Timothy Keiningham, Sunil Gupta, Lerzan Aksoy and Alexander Buoye
Managers often assume that improving customer satisfaction and financial performance go hand in hand. The reality, however, is much more complex.

“Satisfaction guaranteed or your money back.” That business promise has been made to consumers since 1875, when Montgomery Ward used it to differentiate his mail-order catalog from other retailers. Commitment to customer satisfaction is now a vow many businesses make. It is common to find mission statements and marketing plans that specifically address customer satisfaction; compensation systems that incorporate satisfaction metrics into their bonus criteria; and advertisements that trumpet customer satisfaction awards.

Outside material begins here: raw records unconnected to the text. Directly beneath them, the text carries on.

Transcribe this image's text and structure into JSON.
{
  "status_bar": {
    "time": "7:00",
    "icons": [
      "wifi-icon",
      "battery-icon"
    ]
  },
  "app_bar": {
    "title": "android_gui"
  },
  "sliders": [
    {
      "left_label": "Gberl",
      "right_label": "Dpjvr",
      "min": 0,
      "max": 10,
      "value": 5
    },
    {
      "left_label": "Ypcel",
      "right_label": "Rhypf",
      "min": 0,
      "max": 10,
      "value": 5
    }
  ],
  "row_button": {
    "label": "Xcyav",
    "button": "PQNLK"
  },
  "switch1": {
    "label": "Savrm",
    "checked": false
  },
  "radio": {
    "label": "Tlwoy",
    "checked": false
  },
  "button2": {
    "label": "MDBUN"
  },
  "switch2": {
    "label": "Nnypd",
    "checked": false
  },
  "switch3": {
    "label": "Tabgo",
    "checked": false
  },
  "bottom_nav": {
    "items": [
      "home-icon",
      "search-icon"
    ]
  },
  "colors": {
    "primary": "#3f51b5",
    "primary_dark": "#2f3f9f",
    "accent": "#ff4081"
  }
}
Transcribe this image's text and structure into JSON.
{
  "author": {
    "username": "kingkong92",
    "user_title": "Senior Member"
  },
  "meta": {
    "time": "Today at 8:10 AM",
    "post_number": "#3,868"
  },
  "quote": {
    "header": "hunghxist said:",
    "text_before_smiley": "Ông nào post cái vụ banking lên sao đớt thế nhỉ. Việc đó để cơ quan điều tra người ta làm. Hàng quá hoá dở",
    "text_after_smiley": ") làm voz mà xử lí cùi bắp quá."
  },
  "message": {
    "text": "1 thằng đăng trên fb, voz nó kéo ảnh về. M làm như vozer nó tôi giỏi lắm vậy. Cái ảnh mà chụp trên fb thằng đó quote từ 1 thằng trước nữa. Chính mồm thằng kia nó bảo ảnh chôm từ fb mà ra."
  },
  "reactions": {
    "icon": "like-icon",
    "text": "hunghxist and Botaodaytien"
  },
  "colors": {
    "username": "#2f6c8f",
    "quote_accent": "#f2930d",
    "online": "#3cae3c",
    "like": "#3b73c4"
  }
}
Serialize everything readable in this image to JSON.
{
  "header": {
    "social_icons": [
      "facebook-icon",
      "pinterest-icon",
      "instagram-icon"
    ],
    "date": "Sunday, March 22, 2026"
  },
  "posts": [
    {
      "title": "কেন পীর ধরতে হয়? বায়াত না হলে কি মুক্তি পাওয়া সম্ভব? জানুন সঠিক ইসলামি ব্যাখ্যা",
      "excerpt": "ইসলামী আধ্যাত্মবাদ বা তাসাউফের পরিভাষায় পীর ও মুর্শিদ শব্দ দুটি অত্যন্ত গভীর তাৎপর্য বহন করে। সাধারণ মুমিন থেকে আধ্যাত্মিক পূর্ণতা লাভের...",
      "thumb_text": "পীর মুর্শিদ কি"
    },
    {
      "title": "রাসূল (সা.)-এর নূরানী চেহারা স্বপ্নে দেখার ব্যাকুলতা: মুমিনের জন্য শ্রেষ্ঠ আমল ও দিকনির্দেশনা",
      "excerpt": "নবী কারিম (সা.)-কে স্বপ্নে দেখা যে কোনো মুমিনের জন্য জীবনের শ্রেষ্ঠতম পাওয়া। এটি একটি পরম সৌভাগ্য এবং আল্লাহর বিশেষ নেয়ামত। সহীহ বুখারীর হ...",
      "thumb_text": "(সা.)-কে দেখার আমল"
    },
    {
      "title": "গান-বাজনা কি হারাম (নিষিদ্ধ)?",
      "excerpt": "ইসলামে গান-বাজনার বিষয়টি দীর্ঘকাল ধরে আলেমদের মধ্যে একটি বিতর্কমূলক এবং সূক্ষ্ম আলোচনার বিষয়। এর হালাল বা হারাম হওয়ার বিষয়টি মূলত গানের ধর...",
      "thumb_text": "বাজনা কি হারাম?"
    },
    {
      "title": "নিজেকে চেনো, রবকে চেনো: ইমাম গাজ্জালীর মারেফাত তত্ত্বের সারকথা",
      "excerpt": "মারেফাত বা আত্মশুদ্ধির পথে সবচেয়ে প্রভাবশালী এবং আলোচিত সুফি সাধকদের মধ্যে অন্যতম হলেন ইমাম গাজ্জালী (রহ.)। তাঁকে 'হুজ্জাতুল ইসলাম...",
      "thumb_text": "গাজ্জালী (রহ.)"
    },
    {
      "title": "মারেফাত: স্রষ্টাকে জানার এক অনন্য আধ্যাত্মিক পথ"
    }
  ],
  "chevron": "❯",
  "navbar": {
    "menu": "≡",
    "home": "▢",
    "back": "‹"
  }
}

Customer satisfaction has become the most widely used metric in companies’ efforts to measure and manage customer loyalty.1 The assumption is simple and intuitive: Highly satisfied customers are good for business.
However, the reality has not proven nearly so simple. In fact, we have found that if you look across industries at the correlation between companies’ customer-satisfaction levels for a given year and the corresponding stock performance of these companies for that same year, on average, satisfaction explains only 1% of the variation in a company’s market return.
Another recent examination of the relationship between satisfaction and stock performance by Bloomberg Businessweek reported even worse results than our own. In a 2013 article entitled “Proof That It Pays to Be America’s Most-Hated Companies,” the magazine reported that “customer-service scores have no relevance to stock market returns … the most-hated companies perform better than their beloved peers … Your contempt really, truly doesn’t matter … If anything, it might hurt company profits to spend money making customers happy.”2 These findings were so unexpected that comedian Stephen Colbert offered American corporations his faux help to “get those customer satisfaction ratings right in the toilet.”3
Admittedly, the above examples represent overly simplistic examinations of the relationship between satisfaction and stock performance. You would expect customer satisfaction to impact performance over time, so simply looking at satisfaction and stock performance levels for the same year is not going to accurately capture the complete relationship.